Substance must back up government reform talk

Gov. Nikki Haley's agenda for her second year in office seems to be in order: Job training, tax reform, retirement system changes.

And her No. 1 priority : Jobs, jobs, jobs.

But as she learned in her first year as governor, saying it doesn't make it so, and sometimes even when it looks as if you got what you wanted, real reform proves elusive.

A case in point is Haley's push for a Department of Administration, part of her government restructuring effort. A look at her report card for the legislative session shows the House of Representatives accomplishing that goal, while the Senate received an "incomplete."

But the bill passed by the House fell short of real reform, and senators were right to work to change it.

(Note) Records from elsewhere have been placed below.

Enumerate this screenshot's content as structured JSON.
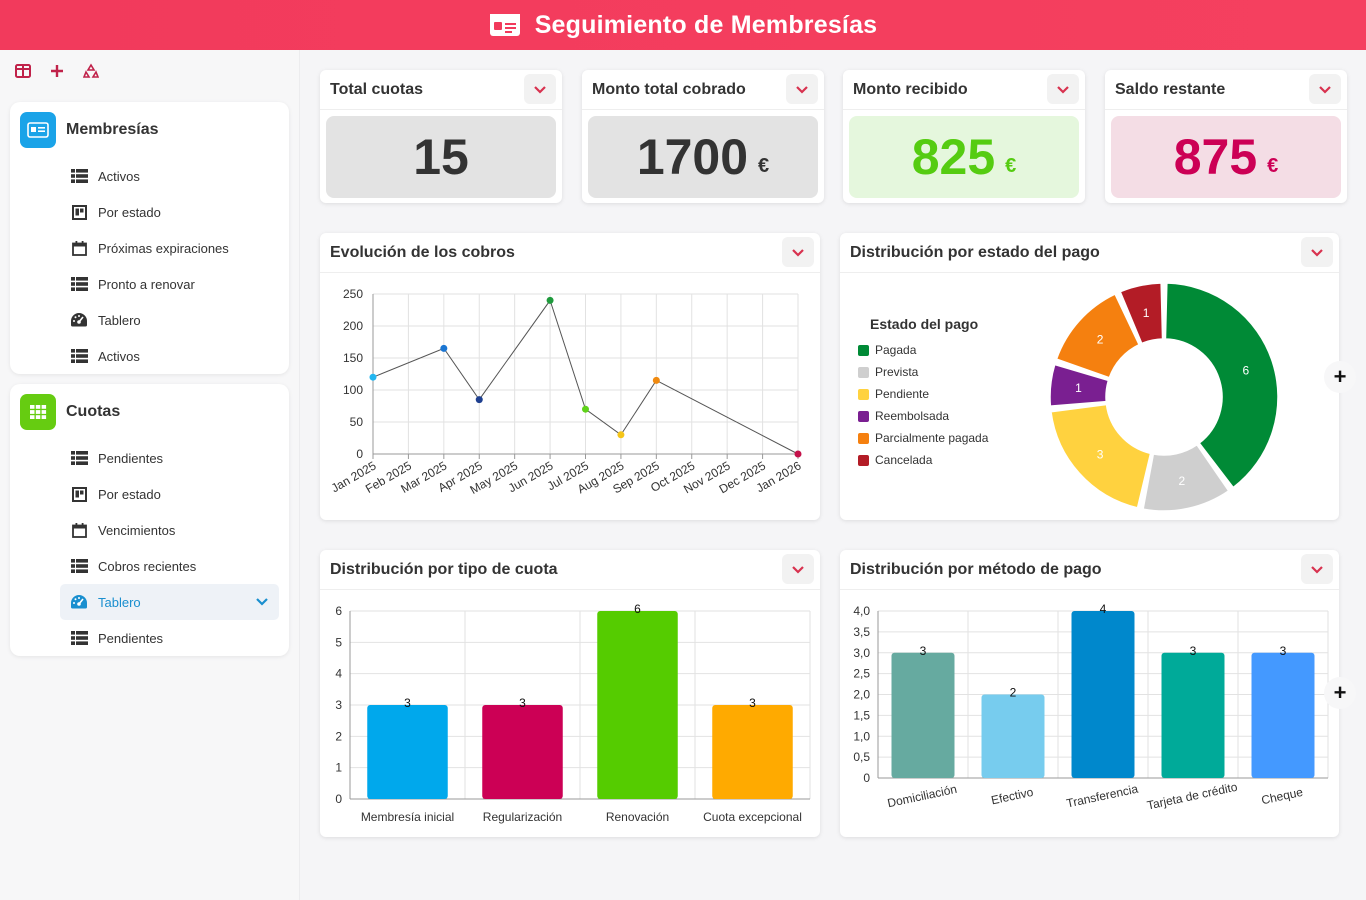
{
  "header": {
    "title": "Seguimiento de Membresías"
  },
  "sidebar": {
    "sections": [
      {
        "title": "Membresías",
        "items": [
          {
            "label": "Activos",
            "icon": "table-icon"
          },
          {
            "label": "Por estado",
            "icon": "board-icon"
          },
          {
            "label": "Próximas expiraciones",
            "icon": "calendar-icon"
          },
          {
            "label": "Pronto a renovar",
            "icon": "table-icon"
          },
          {
            "label": "Tablero",
            "icon": "dashboard-icon"
          },
          {
            "label": "Activos",
            "icon": "table-icon"
          }
        ]
      },
      {
        "title": "Cuotas",
        "items": [
          {
            "label": "Pendientes",
            "icon": "table-icon"
          },
          {
            "label": "Por estado",
            "icon": "board-icon"
          },
          {
            "label": "Vencimientos",
            "icon": "calendar-icon"
          },
          {
            "label": "Cobros recientes",
            "icon": "table-icon"
          },
          {
            "label": "Tablero",
            "icon": "dashboard-icon",
            "active": true
          },
          {
            "label": "Pendientes",
            "icon": "table-icon"
          }
        ]
      }
    ]
  },
  "kpis": [
    {
      "label": "Total cuotas",
      "value": "15",
      "unit": "",
      "color": "#333333",
      "bg": "#e3e3e3"
    },
    {
      "label": "Monto total cobrado",
      "value": "1700",
      "unit": "€",
      "color": "#333333",
      "bg": "#e3e3e3"
    },
    {
      "label": "Monto recibido",
      "value": "825",
      "unit": "€",
      "color": "#55cc11",
      "bg": "#e5f7dd"
    },
    {
      "label": "Saldo restante",
      "value": "875",
      "unit": "€",
      "color": "#cc0055",
      "bg": "#f4dde5"
    }
  ],
  "charts": {
    "line_title": "Evolución de los cobros",
    "donut_title": "Distribución por estado del pago",
    "tipo_title": "Distribución por tipo de cuota",
    "metodo_title": "Distribución por método de pago"
  },
  "chart_data": [
    {
      "type": "line",
      "title": "Evolución de los cobros",
      "categories": [
        "Jan 2025",
        "Feb 2025",
        "Mar 2025",
        "Apr 2025",
        "May 2025",
        "Jun 2025",
        "Jul 2025",
        "Aug 2025",
        "Sep 2025",
        "Oct 2025",
        "Nov 2025",
        "Dec 2025",
        "Jan 2026"
      ],
      "points": [
        {
          "x": "Jan 2025",
          "y": 120,
          "color": "#22b6f0"
        },
        {
          "x": "Mar 2025",
          "y": 165,
          "color": "#1a75d2"
        },
        {
          "x": "Apr 2025",
          "y": 85,
          "color": "#1e3f8f"
        },
        {
          "x": "Jun 2025",
          "y": 240,
          "color": "#1e9a3c"
        },
        {
          "x": "Jul 2025",
          "y": 70,
          "color": "#5fd21a"
        },
        {
          "x": "Aug 2025",
          "y": 30,
          "color": "#f5c518"
        },
        {
          "x": "Sep 2025",
          "y": 115,
          "color": "#f08a10"
        },
        {
          "x": "Jan 2026",
          "y": 0,
          "color": "#c4124a"
        }
      ],
      "ylim": [
        0,
        250
      ],
      "yticks": [
        0,
        50,
        100,
        150,
        200,
        250
      ],
      "grid": true
    },
    {
      "type": "pie",
      "title": "Distribución por estado del pago",
      "legend_title": "Estado del pago",
      "legend_position": "left",
      "slices": [
        {
          "label": "Pagada",
          "value": 6,
          "color": "#008a36"
        },
        {
          "label": "Prevista",
          "value": 2,
          "color": "#cfcfcf"
        },
        {
          "label": "Pendiente",
          "value": 3,
          "color": "#ffd23f"
        },
        {
          "label": "Reembolsada",
          "value": 1,
          "color": "#7a1f91"
        },
        {
          "label": "Parcialmente pagada",
          "value": 2,
          "color": "#f5800f"
        },
        {
          "label": "Cancelada",
          "value": 1,
          "color": "#b31c26"
        }
      ]
    },
    {
      "type": "bar",
      "title": "Distribución por tipo de cuota",
      "categories": [
        "Membresía inicial",
        "Regularización",
        "Renovación",
        "Cuota excepcional"
      ],
      "values": [
        3,
        3,
        6,
        3
      ],
      "colors": [
        "#00a8ec",
        "#cc0055",
        "#55cc00",
        "#ffaa00"
      ],
      "ylim": [
        0,
        6
      ],
      "yticks": [
        "0",
        "1",
        "2",
        "3",
        "4",
        "5",
        "6"
      ]
    },
    {
      "type": "bar",
      "title": "Distribución por método de pago",
      "categories": [
        "Domiciliación",
        "Efectivo",
        "Transferencia",
        "Tarjeta de crédito",
        "Cheque"
      ],
      "values": [
        3,
        2,
        4,
        3,
        3
      ],
      "colors": [
        "#66aaa0",
        "#77ccee",
        "#0088cc",
        "#00aa99",
        "#4499ff"
      ],
      "ylim": [
        0,
        4
      ],
      "yticks": [
        "0",
        "0,5",
        "1,0",
        "1,5",
        "2,0",
        "2,5",
        "3,0",
        "3,5",
        "4,0"
      ]
    }
  ]
}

The biggest flaw of the House version of the bill was that it didn't eliminate the state Budget and Control Board, contrary to the bill's description on Haley's report card. That board, which comprises the governor, treasurer, comptroller and chairmen of the Senate Finance and House Ways and Means committees, mixes legislative and executive powers in a way that obscures accountability.

The bill created a Department of Administration and shifted duties away from the board and to the executive branch. But it left the Budget and Control Board in place with some key duties -- managing the state retirement system, analyzing the economic impact of proposed bills and overseeing the budget, a key power that includes the ability to demand across-the-board budget cuts when revenue doesn't come in as expected.

The Senate amended the House bill, eliminating the Budget and Control Board and shifting the Division of General Services, the Division of State Information Technology and the Office of Human Resources to the executive branch under a new Administration Department.

But the amended bill creates a new entity, the State Financial Affairs Authority, which would have the power to make across-the-board agency cuts, oversee the issuing of bonds and oversee insurance services.

That new authority would be made up of the governor, treasurer, comptroller, a senator elected by the full Senate and a House member elected by the full House. That is only a slightly revised Budget and Control Board.

With the bill, the governor would get a Department of Administration, but would the people of South Carolina get the accountability and efficiency that lawmakers and the governor say they want and we need?

Sometimes we think lawmakers have delivered reform only to find out they haven't. "Reformer's remorse" certainly is setting in on the subject of the Department of Transportation. The 2007 "reform" of that department appears more and more to have been a charade. We're still seeing money problems and projects funded based on politics rather than road priorities.

Both legislative leaders and the governor say they want "tax reform" this year, but how they define it and what they actually achieve will be more important than the label.

Haley said her legislative report card was aimed at increasing communication between her and the people of the state and between the people and lawmakers.

Keeping voters focused on what is and isn't happening in Columbia is important. But there is a difference between making needed changes in state government and checking items off a list.